In the nearly two years since the transition was completed, the group’s per-copy average has increased from about $1,000 to about $1,300, primarily on the strength of service contracts, GAP, maintenance, battery protection, and a paint film product Martensen says is a must in Alaska, where roads are covered in fine gravel, rather than sand or salt, each winter. Transaction times and chargebacks are down and repeats and referrals are up.
“Without marking up any rate, no undercoating, no credit insurance, and by selling only what our customers value, we have averaged $1,300 per copy with no reserve,” Newell reports. “And the customers are happy.”
We’re not turning someone over to another person after the first person spent an hour building rapport.
Newell says Continental’s system works because it reflects a new reality. In the old days, customers relied on dealers to educate them on the vehicle and every stage of the purchase, financing, and ownership process. “Our job is not to sell cars anymore; it’s to validate the decision the consumer has already made. They come in knowing they want the product.”
“All things considered, we always did pretty good with CSI,” says Martensen. “But since we made the change, we have consistently been above average. We’re not turning someone over to another person after the first person spent an hour building rapport.

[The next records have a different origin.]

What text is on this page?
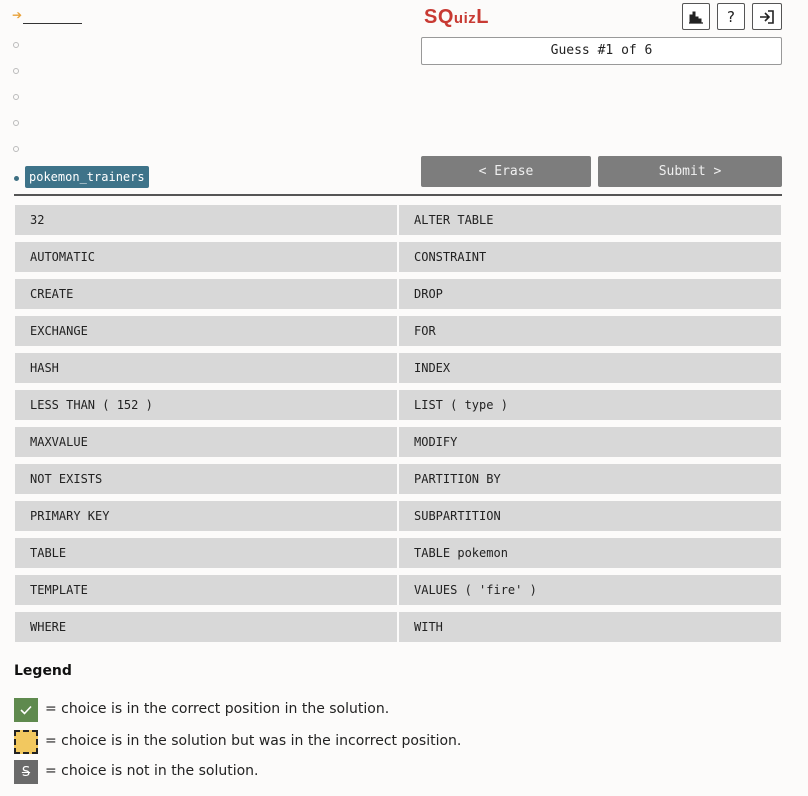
➔
pokemon_trainers
SQuizL	?
Guess #1 of 6
< Erase	Submit >
32	ALTER TABLE
AUTOMATIC	CONSTRAINT
CREATE	DROP
EXCHANGE	FOR
HASH	INDEX
LESS THAN ( 152 )	LIST ( type )
MAXVALUE	MODIFY
NOT EXISTS	PARTITION BY
PRIMARY KEY	SUBPARTITION
TABLE	TABLE pokemon
TEMPLATE	VALUES ( 'fire' )
WHERE	WITH
Legend
= choice is in the correct position in the solution.
= choice is in the solution but was in the incorrect position.
S = choice is not in the solution.
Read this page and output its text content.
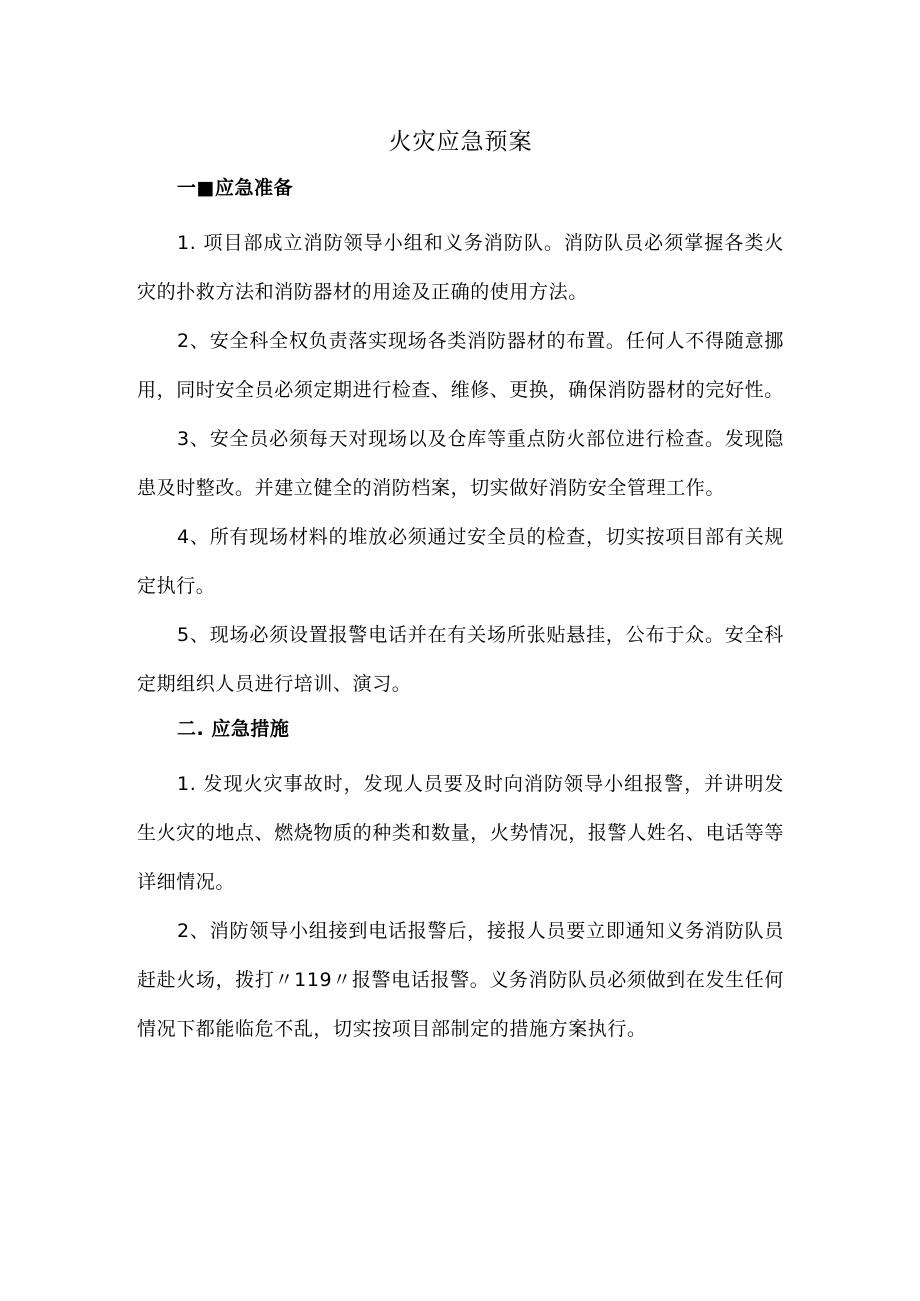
火灾应急预案
一■应急准备

1. 项目部成立消防领导小组和义务消防队。消防队员必须掌握各类火灾的扑救方法和消防器材的用途及正确的使用方法。

2、安全科全权负责落实现场各类消防器材的布置。任何人不得随意挪用，同时安全员必须定期进行检查、维修、更换，确保消防器材的完好性。

3、安全员必须每天对现场以及仓库等重点防火部位进行检查。发现隐患及时整改。并建立健全的消防档案，切实做好消防安全管理工作。

4、所有现场材料的堆放必须通过安全员的检查，切实按项目部有关规定执行。

5、现场必须设置报警电话并在有关场所张贴悬挂，公布于众。安全科定期组织人员进行培训、演习。

二. 应急措施

1. 发现火灾事故时，发现人员要及时向消防领导小组报警，并讲明发生火灾的地点、燃烧物质的种类和数量，火势情况，报警人姓名、电话等等详细情况。

2、消防领导小组接到电话报警后，接报人员要立即通知义务消防队员赶赴火场，拨打〃119〃报警电话报警。义务消防队员必须做到在发生任何情况下都能临危不乱，切实按项目部制定的措施方案执行。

This system gives the salesperson more opportunity to show customers the value of back-end products.”
Martensen notes the change also benefited Continental’s recruitment efforts.
“When we advertised straight commission, we struggled,” he says. “When we advertised hourly wage plus bonuses based on volume and back-end product, the floodgates opened. It was overwhelming. And a lot of dealers here in town said, ‘Marten, what are you doing?’ I said I’m doing hourly.”
Giving Back to the Community
Christmas is “huge” in Germany and was the favorite holiday of Bahne Martensen, who died in 2003, his son says.
“My dad always said, ‘Guys, it’s our responsibility to give back,’” he says, noting sports and event sponsorships were a major focus. More recently, the group has begun sponsoring families through the Salvation Army. “More and more, we focus on people in need. That’s really fun.”
Continental Subaru is also active in the manufacturer’s annual “Share the Love” holiday campaign. Subaru donates a certain percentage of car sales to four national charities chosen by the automaker. Each participating dealer chooses a local charity for Subaru to support.
“Alaskans are incredibly loyal. We buy Alaska and support our local businesses,” says Martensen. “And Subaru has written $50,000 checks to our local charities the last four or five years to our local charities. We let our employees vote on what charity to support. Now everybody in Alaska knows it’s coming up, and different charities apply for it.”
Continental closes early on Christmas Eve. Employees and their families from all four dealerships and Continental Tire & Auto gather at one location.
“It’s a potluck. The company usually provides the turkeys and hams and people bring dishes,” says Martensen, noting attendance averages about 225 people. “It’s all voluntary, but we have a strong workforce. We have a contest based on the dish you brought. We have first, second, and third place prizes for the main dish, side dish, dessert. A lot of our employees are from the Philippines, Laos, and elsewhere. They bring some really, really great food. It’s very festive.”
The auto group’s change in sales and F&I has fueled that camaraderie during the holiday season and throughout the year, Merry says.
“The changes have eliminated animosity between the finance department and sales department. It has helped us grow better as a team,” she says. “It has taken some time, but I think our approach to being more customer-centric has helped us really get to know each other better. We have gained tremendous loyalty with our customers — and our employees.”